New Science – Observable Brain Changes in Rats Subjected to Stress
More on brain rewiring and damages potentially recoverable in current or future tort litigation. This prior post provided some fact patterns and legal issues on future damages issues as drawn from research breakthroughs described in a wonderful book on brain plasticity – The Brain That Changes Itself — Stories of Personal Triumph from the Frontiers of Brain Science, by Dr. Norman Doidge.
Now, here’s more to think about as both individuals and as tort lawyers who end up in arguments about what is “harm,” how it is proved and measured, and how it is compensated. Specifically, yet more news on brain rewiring is out and indicates that stress does produce physical changes in the brain, thus providing possible evidentiary support for claims that stress is indeed a physical injury.
This August 17, 2009 NYT article by Natalie Angier summarizes new research on brain plasticity as it relates to stress. The gist is that scientists in Portugual this summer published an article in a prestigious medical journal regarding their findings on brain changes when rats were subjected to stress. The not so good news is that stress does indeed destroy brain wiring. The better news is that the brain can rewire and return to “normal” when the stress is reduced back to normal levels. Here are key quotes:
“Reporting earlier this summer in the journal Science, Nuno Sousa of the Life and Health Sciences Research Institute at the University of Minho in Portugal and his colleagues described experiments in which chronically stressed rats lost their elastic rat cunning and instead fell back on familiar routines and rote responses, like compulsively pressing a bar for food pellets they had no intention of eating.
Moreover, the rats’ behavioral perturbations were reflected by a pair of complementary changes in their underlying neural circuitry.
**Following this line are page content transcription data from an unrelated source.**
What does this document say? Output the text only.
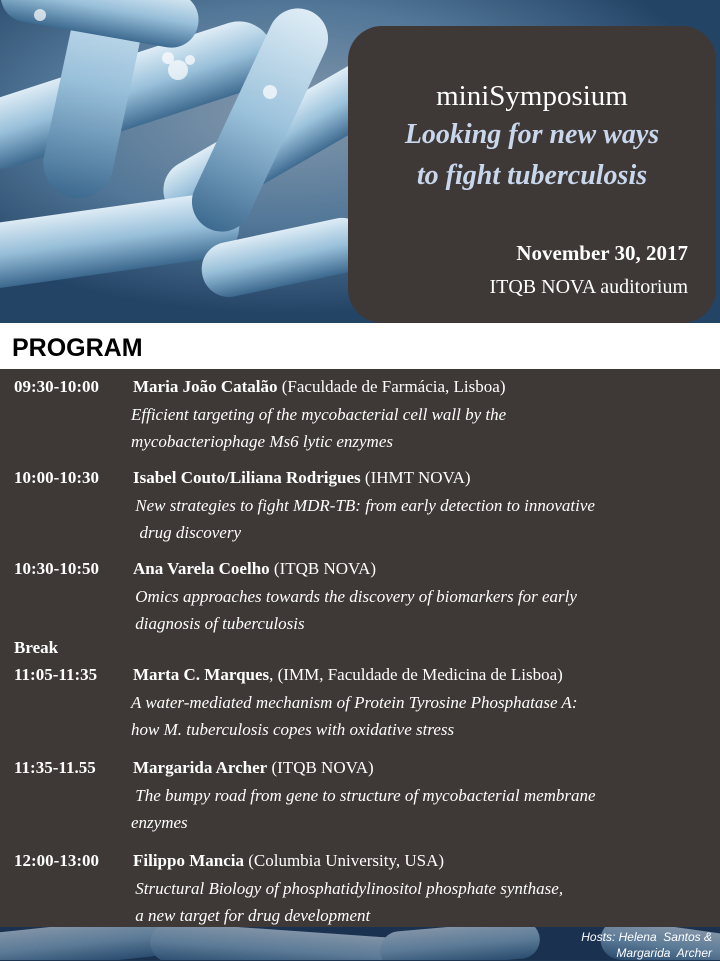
miniSymposium
Looking for new ways
to fight tuberculosis
November 30, 2017
ITQB NOVA auditorium
PROGRAM
09:30-10:00 Maria João Catalão (Faculdade de Farmácia, Lisboa)
Efficient targeting of the mycobacterial cell wall by the
mycobacteriophage Ms6 lytic enzymes
10:00-10:30 Isabel Couto/Liliana Rodrigues (IHMT NOVA)
New strategies to fight MDR-TB: from early detection to innovative
drug discovery
10:30-10:50 Ana Varela Coelho (ITQB NOVA)
Omics approaches towards the discovery of biomarkers for early
diagnosis of tuberculosis
Break
11:05-11:35 Marta C. Marques, (IMM, Faculdade de Medicina de Lisboa)
A water-mediated mechanism of Protein Tyrosine Phosphatase A:
how M. tuberculosis copes with oxidative stress
11:35-11.55 Margarida Archer (ITQB NOVA)
The bumpy road from gene to structure of mycobacterial membrane
enzymes
12:00-13:00 Filippo Mancia (Columbia University, USA)
Structural Biology of phosphatidylinositol phosphate synthase,
a new target for drug development
Hosts: Helena  Santos &
Margarida  Archer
On the one hand, regions of the brain associated with executive decision-making and goal-directed behaviors had shriveled, while, conversely, brain sectors linked to habit formation had bloomed. (emphasis added).
**** But with only four weeks’ vacation in a supportive setting free of bullies and Tasers, the formerly stressed rats looked just like the controls, able to innovate, discriminate and lay off the bar. Atrophied synaptic connections in the decisive regions of the prefrontal cortex resprouted, while the overgrown dendritic vines of the habit-prone sensorimotor striatum retreated.”
If I were a plaintiff’s lawyer, the NYT and Science article would be dropped into my bag of citations and evidence to argue for a broader range of treatment after, for example, suffering a trauma from a one time physical event or after cancer has been countered via surgery, chemotherapy or other means. As a defense lawyer, I’m probably going to argue this is not (yet) accepted science and try to keep it out of evidence under the Daubert rules. But, one might also ask what makes sense for the long term – perhaps injured people should receive some paid for r & r to get them into good patterns and a better recovery that may save money in the long run. Then we lawyers can argue about who should pay for it – the health insurer, the Comphrehensive General Liability insurer, the tort defendant or some government agency.